Stock footage is used quite well -- images of destroyers cruising at sunset might be from the same source used for Mister Roberts. Twenty year-old B&W model footage from pictures like Action in the North Atlantic is tinted and used for views through submarine periscopes, etc.

Arthur Godfrey hosts the theatrical trailer, and an elaborate ballyhoo featurette is included (in excellent color) of a press junket to Weeki Wachi, Florida, for the movie's 'underwater premiere.' The late Don Knotts adds some sketchy introductory comments. When he talks about Ladyfish, he mentions the voiceover artist Elizabeth MacRae in such a way that makes us think he can't remember her, or never actually met her. The cute package image uses the clever key ad art showing Limpet and his fishy version staring at each other.


On a scale of Excellent, Good, Fair, and Poor, The Incredible Mr. Limpet Blu-ray rates:
Movie: Very Good
Video: Excellent
Sound: Excellent
Audio and Subtitles: English and Spanish
Supplements: Intro and mini character featurettes ("Mr.
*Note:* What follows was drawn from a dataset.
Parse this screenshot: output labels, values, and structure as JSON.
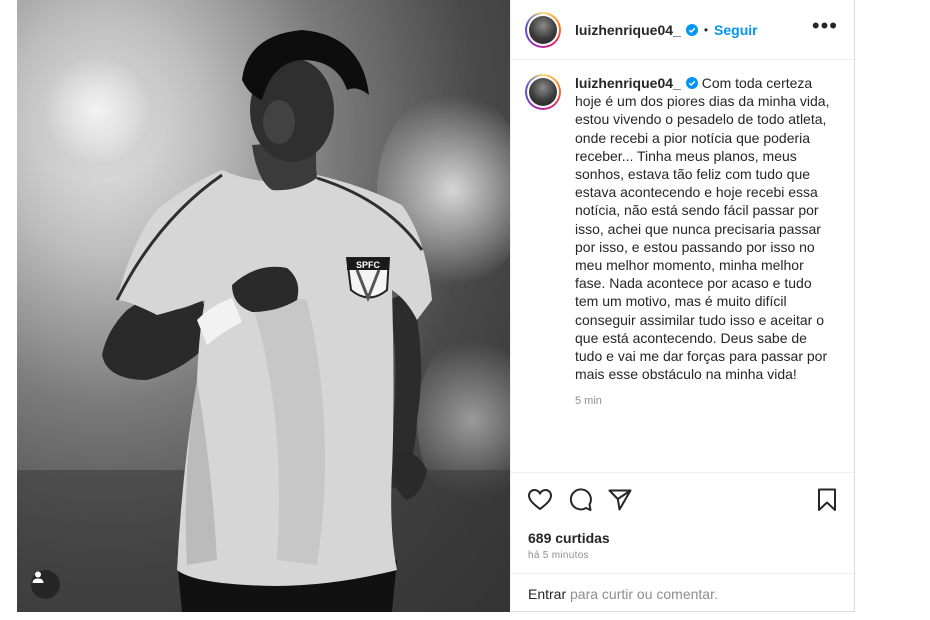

Limpet's Fish Tank" with Don Knotts; featurette covering underwater premiere, Trailer.
Packaging: Keep case
Reviewed: August 16, 2012

Footnote:

1. I know this is a stretch, but Limpet's situation, saying goodbye to his wife before he slips away into the great unknown, carries the same charge as scenes of fantastic events breaking up relationships in movies like The Incredible Shrinking Man and Close Encounters of the Third Kind. In fact, when Bessie gives Henry a new pair of glasses, Limpet looks very much like the friendly alien in CE3K, blinking its eyes in wonder. The confrontation of Bessie and the Limpet-fish also reminds me of Sci-fi movies in which wives find out that their husbands have been transformed or brain-transplanted into new bodies: Frankenstein Must Be Destroyed, The Outer Limits' "The Architects of Fear".